Vanishing Crystals
Rosanna Albertini
2014
If spots can be clean, this is the case. We can only see but would like to touch them as we do with scabs on our skin. As images, they were revealed by a microscopic eye. Here they float luminous, transparent, on a flat paper sky: body remnants, inscrutable. Tiny, dry particles we find as we wake up in the corner of our eye that we clean up quickly, anxious to shake away the buffer space in which the mind is still lingering, gray in confusion. To know the chemistry doesn’t help, they are more than that. At least for Mitchell, they could be the remains of dreams, different every day, secretions, secrets, secret us.
Natural decay is stronger than history. Dane Mitchell has collected and displayed dust, smells, star dust and remnants of the living: the atmospheric thickness we breath through. Here the unknown, the unperceived, is the human body. I’d like to go back into the place from which these crystals came, like an Alice in brain wonderland, looking for the sensory palace of emotions.
In 1843 Johannes Müller wrote: “It is probable that there is in the brain a certain part or element appropriated to the affections, and the excitement of which causes every idea to acquire the intensity of emotions, and which, when very active, gives the simplest thought, even in dreams, the character of passion; but the existence of such part of elements cannot be strictly proved, nor its locality demonstrated.” (quoted by Larry Swanson, in Brain Architecture, 2003) Contemporary neurobiology has made precise maps of the areas Müller had imagined.
1973, Heinz Von Foerster: “Because there are 100 million receptors and about 10 billion synapsis in our nervous system, we are 100,000 times more receptive to changes of our inner environment than to changes coming from outside.”
But in the end, I need to leave the palace of science for the hut of humanities, uncertain as they are. Each crystal has a unique form, like each human, and yet is impersonal; only an artist would archive them with the secret origins sealed in their bodies. Perhaps he reminds us of the secrets, and invites us to transform the intellectual frustration -inevitable- into a sense of tenderness.

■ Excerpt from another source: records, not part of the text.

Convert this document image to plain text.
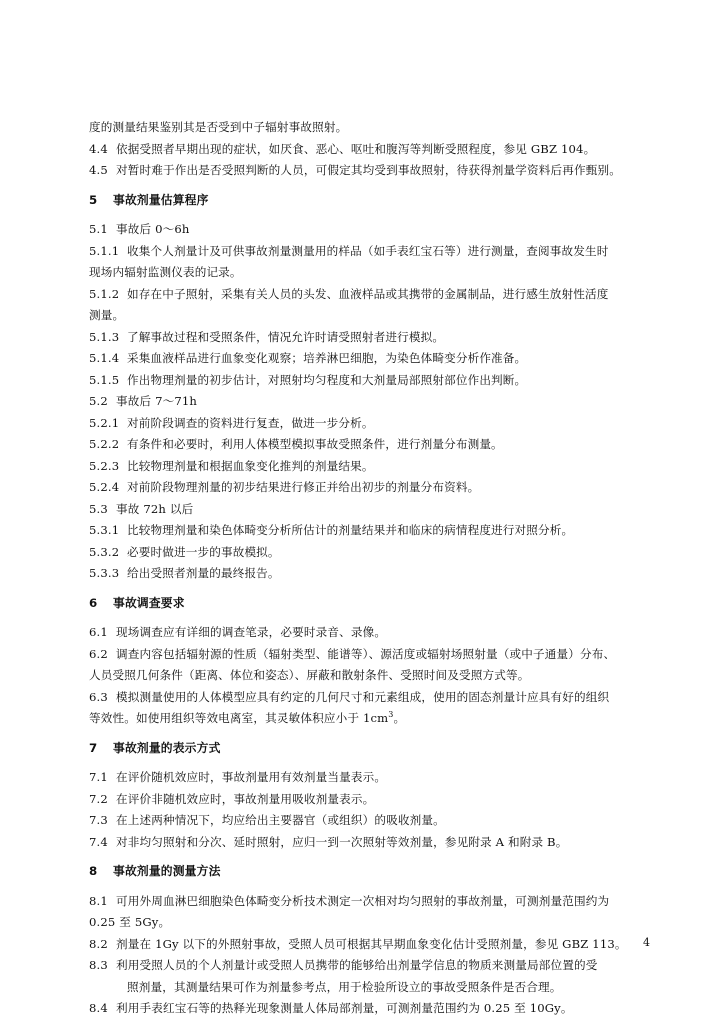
度的测量结果鉴别其是否受到中子辐射事故照射。

4.4 依据受照者早期出现的症状，如厌食、恶心、呕吐和腹泻等判断受照程度，参见 GBZ 104。

4.5 对暂时难于作出是否受照判断的人员，可假定其均受到事故照射，待获得剂量学资料后再作甄别。

5 事故剂量估算程序

5.1 事故后 0～6h

5.1.1 收集个人剂量计及可供事故剂量测量用的样品（如手表红宝石等）进行测量，查阅事故发生时

现场内辐射监测仪表的记录。

5.1.2 如存在中子照射，采集有关人员的头发、血液样品或其携带的金属制品，进行感生放射性活度

测量。

5.1.3 了解事故过程和受照条件，情况允许时请受照射者进行模拟。

5.1.4 采集血液样品进行血象变化观察；培养淋巴细胞，为染色体畸变分析作准备。

5.1.5 作出物理剂量的初步估计，对照射均匀程度和大剂量局部照射部位作出判断。

5.2 事故后 7～71h

5.2.1 对前阶段调查的资料进行复查，做进一步分析。

5.2.2 有条件和必要时，利用人体模型模拟事故受照条件，进行剂量分布测量。

5.2.3 比较物理剂量和根据血象变化推判的剂量结果。

5.2.4 对前阶段物理剂量的初步结果进行修正并给出初步的剂量分布资料。

5.3 事故 72h 以后

5.3.1 比较物理剂量和染色体畸变分析所估计的剂量结果并和临床的病情程度进行对照分析。

5.3.2 必要时做进一步的事故模拟。

5.3.3 给出受照者剂量的最终报告。

6 事故调查要求

6.1 现场调查应有详细的调查笔录，必要时录音、录像。

6.2 调查内容包括辐射源的性质（辐射类型、能谱等）、源活度或辐射场照射量（或中子通量）分布、

人员受照几何条件（距离、体位和姿态）、屏蔽和散射条件、受照时间及受照方式等。

6.3 模拟测量使用的人体模型应具有约定的几何尺寸和元素组成，使用的固态剂量计应具有好的组织

等效性。如使用组织等效电离室，其灵敏体积应小于 $1cm^3$。

7 事故剂量的表示方式

7.1 在评价随机效应时，事故剂量用有效剂量当量表示。

7.2 在评价非随机效应时，事故剂量用吸收剂量表示。

7.3 在上述两种情况下，均应给出主要器官（或组织）的吸收剂量。

7.4 对非均匀照射和分次、延时照射，应归一到一次照射等效剂量，参见附录 A 和附录 B。

8 事故剂量的测量方法

8.1 可用外周血淋巴细胞染色体畸变分析技术测定一次相对均匀照射的事故剂量，可测剂量范围约为

0.25 至 5Gy。

8.2 剂量在 1Gy 以下的外照射事故，受照人员可根据其早期血象变化估计受照剂量，参见 GBZ 113。

8.3 利用受照人员的个人剂量计或受照人员携带的能够给出剂量学信息的物质来测量局部位置的受

照剂量，其测量结果可作为剂量参考点，用于检验所设立的事故受照条件是否合理。

8.4 利用手表红宝石等的热释光现象测量人体局部剂量，可测剂量范围约为 0.25 至 10Gy。

4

Maybe Nico Muhly’s music I drink the air before me, is the vibrant equivalent of Dane’s crystals despite the dispersed nature of sounds, apparently the opposite of images that are prisoner of a piece of paper: freedom in a clear space, unpredictable tales that only our senses can develop and an intense wondering about every second of awareness, not to miss the pearls we let go, because to be alive is to feel the world, to see it is secondary.
“This is what death is, most of all: everything that has been seen, will have been seen for nothing. Mourning over what we have perceived.” François Wahl.